Tennant pauses, "Actually part of me - I can say this now I've `come out' - thinks it's all a bit of a cliche anyway: we've invented this thing called homosexuality and now everybody is conditioned into having a way of life which is either gay or straight. I mean 50 years ago I'd have been married with three children and having affairs with men on the side and frankly, I'd probably be happier."

But isn't the great thing about the Pet Shop Boys the way they've left that kind of thing behind? The gay gene in pop music has so often been seen as something to be hidden away, whereas the Pet Shop Boys have managed to appeal simultaneously to a gay and a heterosexual audience without being dishonest. "What we do is more about a gay ideal than the way things actually are. That ties in with a certain kind of romanticism that we both have: it's a mythic thing really, rather than being totally truthful." But it is truthful in that pop's gay iconography is at least partly one of deceit, and the Pet Shop Boys have never been deceitful.

"Chris and I always complain that we're not really icons," Tennant says ruefully. "These are our two complaints: 1) We're not icons; 2) We've never written a rock classic." But hasn't the whole idea of being an icon ceased to mean anything as a result of Athena and the Eighties? "Jarvis is an icon though, isn't he? When you see the Chris Evans programme and that horrible cut-out's standing behind him, you think, [jealously] `God, he's such an icon'. He represents - and this is what you do when you represent - either what he is or what people want him to be."

But surely that's exactly what the Pet Shop Boys do too? Whether we - or they - know it or not, we all have cause to be grateful to Neil Tennant and Chris Lowe: for breaking their own rules, for demonstrating that culture and commerce are not in fact opposing forces, and for constantly changing, even though whatever they do will always be described as "typically Pet Shop Boys". In these insular and triumphalist times, British pop music needs their international sophistication more than ever.

CHRIS LOWE opted to prove just how ill-founded his reputation for elusiveness is by not turning up for this interview.
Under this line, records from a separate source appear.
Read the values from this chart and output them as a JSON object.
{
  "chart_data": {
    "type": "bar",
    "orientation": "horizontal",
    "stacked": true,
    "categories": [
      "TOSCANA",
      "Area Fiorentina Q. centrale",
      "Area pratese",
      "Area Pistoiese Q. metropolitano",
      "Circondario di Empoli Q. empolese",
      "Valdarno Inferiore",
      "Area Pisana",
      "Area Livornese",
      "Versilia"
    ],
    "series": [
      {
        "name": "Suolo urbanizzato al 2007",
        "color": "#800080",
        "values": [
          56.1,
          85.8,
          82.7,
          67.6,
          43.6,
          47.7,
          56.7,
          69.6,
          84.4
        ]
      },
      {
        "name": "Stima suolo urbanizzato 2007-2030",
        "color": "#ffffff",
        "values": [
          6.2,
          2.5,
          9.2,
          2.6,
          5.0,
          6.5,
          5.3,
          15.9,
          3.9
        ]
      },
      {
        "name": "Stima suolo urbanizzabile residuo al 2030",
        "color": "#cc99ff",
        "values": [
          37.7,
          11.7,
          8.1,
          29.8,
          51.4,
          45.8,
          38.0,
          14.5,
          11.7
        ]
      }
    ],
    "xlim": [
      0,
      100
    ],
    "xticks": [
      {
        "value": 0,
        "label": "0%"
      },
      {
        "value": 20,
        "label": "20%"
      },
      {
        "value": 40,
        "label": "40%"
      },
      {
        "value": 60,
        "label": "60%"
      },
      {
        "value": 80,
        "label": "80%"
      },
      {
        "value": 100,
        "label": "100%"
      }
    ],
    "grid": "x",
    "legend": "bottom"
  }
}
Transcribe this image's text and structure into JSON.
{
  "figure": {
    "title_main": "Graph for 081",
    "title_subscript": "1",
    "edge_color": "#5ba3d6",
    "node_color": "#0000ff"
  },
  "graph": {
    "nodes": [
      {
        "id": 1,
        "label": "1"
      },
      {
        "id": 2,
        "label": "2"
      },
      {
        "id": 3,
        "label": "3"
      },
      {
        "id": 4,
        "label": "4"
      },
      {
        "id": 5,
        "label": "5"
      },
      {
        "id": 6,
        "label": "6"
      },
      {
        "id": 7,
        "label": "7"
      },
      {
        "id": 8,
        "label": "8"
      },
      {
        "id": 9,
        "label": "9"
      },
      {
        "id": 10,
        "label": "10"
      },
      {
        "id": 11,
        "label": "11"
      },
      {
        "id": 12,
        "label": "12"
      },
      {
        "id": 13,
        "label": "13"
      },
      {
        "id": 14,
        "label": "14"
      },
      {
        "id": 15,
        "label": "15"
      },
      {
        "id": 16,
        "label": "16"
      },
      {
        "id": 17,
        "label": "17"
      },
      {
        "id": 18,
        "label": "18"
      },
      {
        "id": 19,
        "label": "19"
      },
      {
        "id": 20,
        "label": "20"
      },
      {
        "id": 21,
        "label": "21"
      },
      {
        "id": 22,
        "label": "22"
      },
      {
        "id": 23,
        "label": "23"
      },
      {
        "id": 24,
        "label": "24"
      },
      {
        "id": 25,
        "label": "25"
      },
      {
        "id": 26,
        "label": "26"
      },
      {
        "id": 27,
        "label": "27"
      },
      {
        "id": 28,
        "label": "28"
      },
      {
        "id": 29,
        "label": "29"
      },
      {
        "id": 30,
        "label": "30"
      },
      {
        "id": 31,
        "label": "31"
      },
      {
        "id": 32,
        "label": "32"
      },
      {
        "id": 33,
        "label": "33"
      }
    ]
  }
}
When the mighty Parlophone arm- twisting mechanism compels him to ring up three days later, it transpires that he had decided to go back to his hometown of Blackpool for the weekend.

Does he like it there?

I really look forward to going back to Blackpool. It can't be denied that when you arrive there, everyone is having a laugh: it's just a lot of legless people enjoying themselves, there's no pretence - no one's standing around being aloof.

But that's what everyone thinks you like doing!

I don't mind that - there being a difference. In fact it's better that way. I prefer people saying, "You're not a bit like we thought - you're quite nice really" to "I used to like you, till I met you".

Given your legendary hatred of all forms of rock music, your fondness for Oasis has caused a lot of raised eyebrows. Is it true that they learnt everything they know about stagecraft from you?

We met Liam at Earl's Court and he was really nice. He said, "You're like me: we both do that not-doing-anything thing."

How do you feel about being left out of this interview - do you trust Neil to give a fair account of you?

I'm quite happy about it. I think Neil quite likes giving interviews and he normally does a pretty good job - he's got a much better memory than me.

Are you like money and youth - most poignantly experienced as an absence?

[Unconvincingly] I'm sorry there's a funny crackle on this line, could you repeat the question?

Do you prefer to be a shadowy figure, lurking enigmatically in the background?

Yes, I do actually.

! `Before' (Parlophone, EP) is out tomorrow. The new Pet Shop Boys album follows in September.